Pour les acheteurs d’infrastructure, la décision immédiate n’est pas de savoir si Rubin possède de meilleures spécifications. C’est le cas.
La question plus difficile est de savoir si une charge de travail précise en bénéficie suffisamment pour justifier des changements de déploiement. Les opérateurs ont besoin de tests fondés sur leur modèle, leur distribution de contextes, leur objectif de réponse et leur capacité électrique existante.
Pour les développeurs, l’action utile consiste à suivre dès maintenant la prise en charge des kernels et les recettes de benchmark. Un profilage précoce peut révéler si une application est limitée par le calcul, le trafic HBM, le réseau ou l’ordonnancement.

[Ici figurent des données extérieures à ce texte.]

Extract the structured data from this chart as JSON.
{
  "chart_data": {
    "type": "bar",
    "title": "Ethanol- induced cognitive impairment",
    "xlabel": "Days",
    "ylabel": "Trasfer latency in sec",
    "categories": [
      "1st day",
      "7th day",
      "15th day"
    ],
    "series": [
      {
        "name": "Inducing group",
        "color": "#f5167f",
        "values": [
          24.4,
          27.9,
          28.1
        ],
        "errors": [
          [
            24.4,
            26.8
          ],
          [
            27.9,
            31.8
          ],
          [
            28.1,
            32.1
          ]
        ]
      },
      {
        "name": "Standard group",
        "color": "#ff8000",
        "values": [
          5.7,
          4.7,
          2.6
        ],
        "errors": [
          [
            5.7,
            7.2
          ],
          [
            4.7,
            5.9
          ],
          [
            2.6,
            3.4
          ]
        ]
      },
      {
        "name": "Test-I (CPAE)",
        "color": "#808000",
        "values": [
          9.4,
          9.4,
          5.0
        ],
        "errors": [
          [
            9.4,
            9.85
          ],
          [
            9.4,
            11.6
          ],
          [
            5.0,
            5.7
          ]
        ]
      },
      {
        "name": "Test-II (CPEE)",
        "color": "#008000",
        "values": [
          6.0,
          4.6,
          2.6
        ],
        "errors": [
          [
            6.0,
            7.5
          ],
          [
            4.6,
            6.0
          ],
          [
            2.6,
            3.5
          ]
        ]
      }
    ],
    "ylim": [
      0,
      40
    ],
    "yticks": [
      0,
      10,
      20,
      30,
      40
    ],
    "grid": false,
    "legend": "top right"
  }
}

Pour les équipes produit d’IA, surveillez les résultats au niveau des utilisateurs. Des tokens plus rapides n’ont d’importance que s’ils réduisent le temps nécessaire pour accomplir une tâche, améliorent la fiabilité des agents ou permettent de servir davantage de clients simultanément.
Le fil OpenAI SemiAnalysis relie au final trois couches : les outils open source au niveau du kernel, l’analyse indépendante des performances et le matériel à l’échelle d’un rack de NVIDIA. Aucune de ces couches ne peut, à elle seule, valider Rubin.
Rubin conservera-t-il son avantage sur les modèles modernes, les agents multi-tours et les tests reproductibles de manière indépendante ? Ce sont ces éléments de preuve, plutôt qu’un unique multiple de titre, qui devraient déterminer le prochain engagement en matière d’infrastructure d’inférence.